• Sharqiya

     Un très très très beau film israélien. L'histoire de ce jeune bédouin est touchante et pleine d'espoir.

    scénario: 17/20          technique: 16/20     acteurs: 17/20   note finale: 17/20

    Sharqiya

    Kamel, un jeune Bédouin, travaille comme agent de sécurité à la gare routière de Be'er Sheva. Il habite dans un petit village illégal, perdu au beau milieu du désert.
    Son frère Khaled, chef du village, travaille dans la construction et est marié à Nadia, 21 ans. La relation entre les deux frères est compliquée, Khaled n’approuvant pas le métier de Kamel. Un jour, en rentrant chez lui, Kamel apprend que les autorités ont ordonné la démolition du village. Dès le lendemain, Khaled quitte son emploi et décide de rester au village, pour repousser les autorités qui tenteraient de les déloger. Kamel, quant à lui, continue d'aller à son travail...

    Sharqiya en arabe, c’est ce vent venu de l’Est, mauvais et dangereux, qui balaye le désert du Neguev au Sud d’Israël. Un vent qui complique l'existence déjà pas simple des Bédouins qui vivent sur ce territoire. Des Bédouins qui sont très souvent israéliens depuis bien plus longtemps que certains de leurs voisins juifs mais qui sont pourtant traités comme des citoyens de seconde zone, tout en étant ignorés des mobilisations internationales contrairement à leurs frères palestiniens de Cisjordanie ou de Gaza.

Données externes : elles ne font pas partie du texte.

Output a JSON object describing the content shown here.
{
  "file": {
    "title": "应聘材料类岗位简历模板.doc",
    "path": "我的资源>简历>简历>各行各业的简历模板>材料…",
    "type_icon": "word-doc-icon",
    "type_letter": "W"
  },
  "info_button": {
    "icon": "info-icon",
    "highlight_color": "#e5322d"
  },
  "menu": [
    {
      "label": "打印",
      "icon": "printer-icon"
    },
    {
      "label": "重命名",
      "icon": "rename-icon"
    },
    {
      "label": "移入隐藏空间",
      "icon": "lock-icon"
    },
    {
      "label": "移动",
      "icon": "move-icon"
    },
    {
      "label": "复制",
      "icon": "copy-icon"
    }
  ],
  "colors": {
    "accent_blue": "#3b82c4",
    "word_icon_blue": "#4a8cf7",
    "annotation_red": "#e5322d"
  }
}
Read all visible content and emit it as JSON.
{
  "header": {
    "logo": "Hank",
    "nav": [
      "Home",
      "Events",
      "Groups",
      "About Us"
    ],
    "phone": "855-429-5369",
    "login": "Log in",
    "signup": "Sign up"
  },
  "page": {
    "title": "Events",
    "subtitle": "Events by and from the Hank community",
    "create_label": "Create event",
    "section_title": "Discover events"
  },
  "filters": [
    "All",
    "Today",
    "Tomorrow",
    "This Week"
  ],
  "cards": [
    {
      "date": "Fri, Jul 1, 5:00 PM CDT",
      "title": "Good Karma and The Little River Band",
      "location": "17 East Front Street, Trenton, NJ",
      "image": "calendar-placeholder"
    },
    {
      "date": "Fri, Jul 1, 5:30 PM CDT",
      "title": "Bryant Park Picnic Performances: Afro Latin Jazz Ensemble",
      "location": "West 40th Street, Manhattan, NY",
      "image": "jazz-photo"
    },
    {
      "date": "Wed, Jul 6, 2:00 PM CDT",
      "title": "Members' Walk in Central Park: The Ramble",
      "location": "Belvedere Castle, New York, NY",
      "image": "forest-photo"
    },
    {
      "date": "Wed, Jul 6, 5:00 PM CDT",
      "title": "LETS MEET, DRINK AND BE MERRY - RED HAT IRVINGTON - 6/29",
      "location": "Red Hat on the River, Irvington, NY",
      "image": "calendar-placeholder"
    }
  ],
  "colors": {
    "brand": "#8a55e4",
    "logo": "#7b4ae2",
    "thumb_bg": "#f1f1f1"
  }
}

    Kamel est un de ces Bédouins d'Israël. Il partage avec son frère et sa belle-sœur deux cabanes de guingois, tôles et planches assemblées tant bien que mal au milieu de rien, sur une terre aride que l’on croirait oubliée de Dieu mais sur laquelle ils parviennent à élever quelques chèvres. Mais ça ne suffit pas à faire bouillir la marmite ou à payer le peu d’essence nécessaire au groupe électrogène poussif qui donne le peu de lumière indispensable par exemple à la belle sœur de Kamel qui s'efforce de lire en espérant reprendre des études. Alors tous les matins, avant même que le soleil se lève, Kamel prend le bus et rejoint la gare routière où il exerce son métier de vigile, chargé notamment de traquer les colis suspects, dans un pays où la crainte de l’attentat est une obsession constante. Un métier qu’il exerce avec zèle, ce qui n’empêche pas ses collègues d’avoir envers lui une méfiance un peu paternaliste, Kamel étant relégué tout seul à la surveillance de l’entrée de la gare pendant que les autres vigiles patrouillent souvent à deux à l’intérieur. Et lorsqu'il rentre chez lui, il doit affronter le mépris de son frère, qui accepte l’argent qu’il rapporte, mais qui désapprouve sa collaboration avec un employeur juif…
    On espérerait que la vie de ces trois isolés, qui ne gênent strictement personne, puisse au moins se poursuivre tranquillement. Mais non : un jour arrive un avis de démolition. Comme à beaucoup de Bédouins installés dans le désert bien avant 1948, leur terre leur a été concédée d’une simple poignée de main en échange de leur neutralité ; et aujourd’hui l’administration israélienne a décidé de traquer les habitations qu’elle considère comme illégales puisque jamais ratifiées par un acte de propriété. Et le sharqiya, le vent mauvais, devient la parabole de ces 4x4 blancs remplis de fonctionnaires israéliens sans états d'âme qui s’abattent régulièrement sur ces malheureux et détruisent leurs maisons.

    Le très beau film d’Ami Livne, qui a justement grandi dans le Néguev, montre la cruauté et l’absurdité du sort réservé aux Bédouins – en même temps qu'il fait découvrir leur existence à la plupart d'entre nous. Il le fait avec une sobriété et une intelligence rares, avec une belle maîtrise formelle aussi : il traduit magnifiquement la beauté et la dureté de ces paysages désolés. Le personnage de Kamel est particulièrement fort et complexe : il croit jusqu’au bout à l’Etat de droit israélien, sollicitant en vain la compréhension de l’administration, imaginant un subterfuge pour interpeller les médias qui le trahiront… Et alors qu'approche l'inéluctable, on sent monter chez lui la colère sourde, l’indignation digne et sans violence propres aux peuples fiers et éternels. Kamel est incarné par un jeune Bédouin totalement amateur, qui a joué le personnage en cachette de son village et qui insuffle à son personnage toute la retenue mais aussi la détermination qui l’habite. La remarquable scène finale, dont on ne vous révélera rien, est à la fois terrible et pleine d’espoir, montrant bien que quoi qu’il fasse, l’Etat israélien ne vaincra jamais par la force la détermination de ceux qui ont habité cette terre bien avant qu'il se l'approprie.